My ‘best’ post on Calmgrove? I’m going with ‘Time to Read’ which as well as being the most ‘liked’ post of 2016 was also the one that produced the most response from bloggers — which, let’s face it, is the lifeblood of blogging, especially when it’s both thoughtful and stimulating.
Remember, I’m not at all in favour of corresponding by chain, so the following ten bloggers are ABSOLUTELY under no obligation to respond, to take up the challenge or to take any notice WHATSOEVER of their nomination. But if the spirit of these awards (what is a Mystery Blogger anyway?) is to promote worthy bloggers and their platforms, well, the following are all very worthy.
P.S. These are in NO PARTICULAR ORDER, not even alphabetical, so resist seeing any favouritism in them: I’ve only chosen bloggers who — I think, and hope — won’t take umbrage at being involved in this exercise or, at the very least, won’t unfollow me out of pique. If I haven’t nominated you don’t be offended — I’ve assumed you’re too busy or much less frivolous than moi — but you can still join in if you want to …

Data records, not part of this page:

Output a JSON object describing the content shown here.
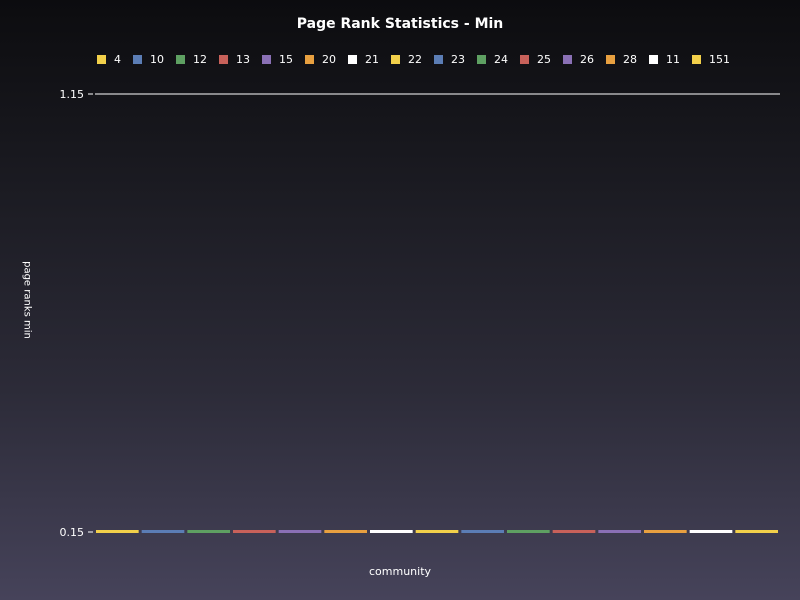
{
  "chart_data": {
    "type": "bar",
    "title": "Page Rank Statistics - Min",
    "xlabel": "community",
    "ylabel": "page ranks min",
    "ylim": [
      0.15,
      1.15
    ],
    "y_ticks": [
      "1.15",
      "0.15"
    ],
    "grid": false,
    "legend_position": "top",
    "categories": [
      "4",
      "10",
      "12",
      "13",
      "15",
      "20",
      "21",
      "22",
      "23",
      "24",
      "25",
      "26",
      "28",
      "11",
      "151"
    ],
    "values": [
      0.15,
      0.15,
      0.15,
      0.15,
      0.15,
      0.15,
      0.15,
      0.15,
      0.15,
      0.15,
      0.15,
      0.15,
      0.15,
      0.15,
      0.15
    ],
    "colors": [
      "#f2d04a",
      "#5b7db5",
      "#5ea062",
      "#c8615a",
      "#8a70b5",
      "#e8a040",
      "#ffffff",
      "#f2d04a",
      "#5b7db5",
      "#5ea062",
      "#c8615a",
      "#8a70b5",
      "#e8a040",
      "#ffffff",
      "#f2d04a"
    ]
  }
}
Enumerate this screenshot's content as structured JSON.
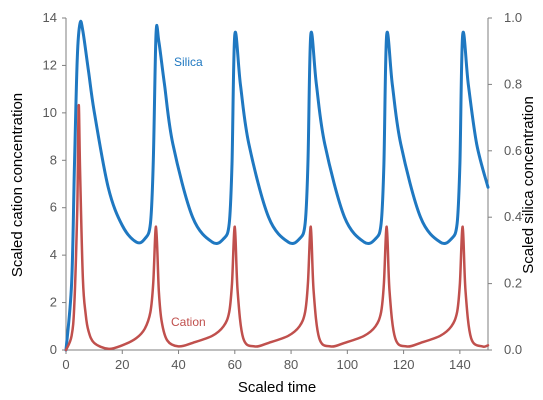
{
  "chart_data": {
    "type": "line",
    "title": "",
    "xlabel": "Scaled time",
    "ylabel": "Scaled cation concentration",
    "y2label": "Scaled silica concentration",
    "xlim": [
      0,
      150
    ],
    "ylim": [
      0,
      14
    ],
    "y2lim": [
      0,
      1.0
    ],
    "x_ticks": [
      "0",
      "20",
      "40",
      "60",
      "80",
      "100",
      "120",
      "140"
    ],
    "y_ticks": [
      "0",
      "2",
      "4",
      "6",
      "8",
      "10",
      "12",
      "14"
    ],
    "y2_ticks": [
      "0.0",
      "0.2",
      "0.4",
      "0.6",
      "0.8",
      "1.0"
    ],
    "grid": false,
    "legend": "inline labels",
    "colors": {
      "silica": "#1f78c1",
      "cation": "#c0504d",
      "axis": "#7f7f7f"
    },
    "series": [
      {
        "name": "Silica",
        "axis": "right",
        "x": [
          0,
          2,
          3,
          4,
          5,
          6,
          8,
          10,
          15,
          20,
          25,
          28,
          30,
          31,
          32,
          33,
          35,
          38,
          45,
          52,
          56,
          58,
          59,
          60,
          62,
          65,
          72,
          79,
          83,
          85,
          86,
          87,
          89,
          92,
          99,
          106,
          110,
          112,
          113,
          114,
          116,
          119,
          126,
          133,
          137,
          139,
          140,
          141,
          143,
          146,
          150
        ],
        "values": [
          0.0,
          0.2,
          0.55,
          0.88,
          0.985,
          0.96,
          0.84,
          0.72,
          0.49,
          0.375,
          0.325,
          0.335,
          0.38,
          0.56,
          0.95,
          0.93,
          0.8,
          0.62,
          0.4,
          0.325,
          0.335,
          0.38,
          0.56,
          0.95,
          0.8,
          0.62,
          0.4,
          0.325,
          0.335,
          0.38,
          0.56,
          0.95,
          0.8,
          0.62,
          0.4,
          0.325,
          0.335,
          0.38,
          0.56,
          0.95,
          0.8,
          0.62,
          0.4,
          0.325,
          0.335,
          0.38,
          0.56,
          0.95,
          0.8,
          0.62,
          0.49
        ]
      },
      {
        "name": "Cation",
        "axis": "left",
        "x": [
          0,
          2,
          3,
          4,
          4.5,
          5,
          6,
          7,
          8,
          10,
          15,
          20,
          25,
          28,
          30,
          31,
          32,
          33,
          34,
          36,
          40,
          45,
          52,
          56,
          58,
          59,
          60,
          61,
          63,
          67,
          72,
          79,
          83,
          85,
          86,
          87,
          88,
          90,
          94,
          99,
          106,
          110,
          112,
          113,
          114,
          115,
          117,
          121,
          126,
          133,
          137,
          139,
          140,
          141,
          142,
          144,
          148,
          150
        ],
        "values": [
          0,
          0.6,
          2.0,
          6.0,
          10.3,
          7.5,
          3.0,
          1.5,
          0.8,
          0.3,
          0.05,
          0.2,
          0.5,
          0.9,
          1.6,
          2.8,
          5.2,
          2.5,
          1.2,
          0.4,
          0.15,
          0.3,
          0.6,
          1.0,
          1.6,
          2.8,
          5.2,
          2.5,
          0.5,
          0.15,
          0.3,
          0.6,
          1.0,
          1.6,
          2.8,
          5.2,
          2.5,
          0.5,
          0.15,
          0.3,
          0.6,
          1.0,
          1.6,
          2.8,
          5.2,
          2.5,
          0.5,
          0.15,
          0.3,
          0.6,
          1.0,
          1.6,
          2.8,
          5.2,
          2.5,
          0.5,
          0.15,
          0.2
        ]
      }
    ]
  }
}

- Simon at Travels in my Own Country: reviews, travel, food, reflections
- Sari at The View From Sari’s World: Shakespeare, politics, life
- Lizzie at Lizzie Ross: writing for kids everywhere, and the occasional review
- Leslie at Colonialist’s Blog: rhyming punster and occasional ranter
- Lynn at Word Shamble: fantastic flash fiction
- Dale at Earth Balm Music: music and pretty much anything else
- Gert at Gert Loveday’s Fun with Books: fun and, er, books
- Lynne at Echoes of the Past: exploring the past in text and pics
- Stefy at e-Tinkerbell: literature, politics and whatever intrigues her
- Joseph at Implied Spaces: asemic poetry and altered images
My four serious — plus one frivolous — questions
- What three words best describe your blog?
- In your opinion is the world going to hell in a handcart?
- What would distress you more, the loss of your books or web connectivity
- Excluding English, what should be the world’s lingua franca?
- What piece of music would be the soundtrack of your life?
I’ll leave it up to you to decide which of the five questions was the “weird” one.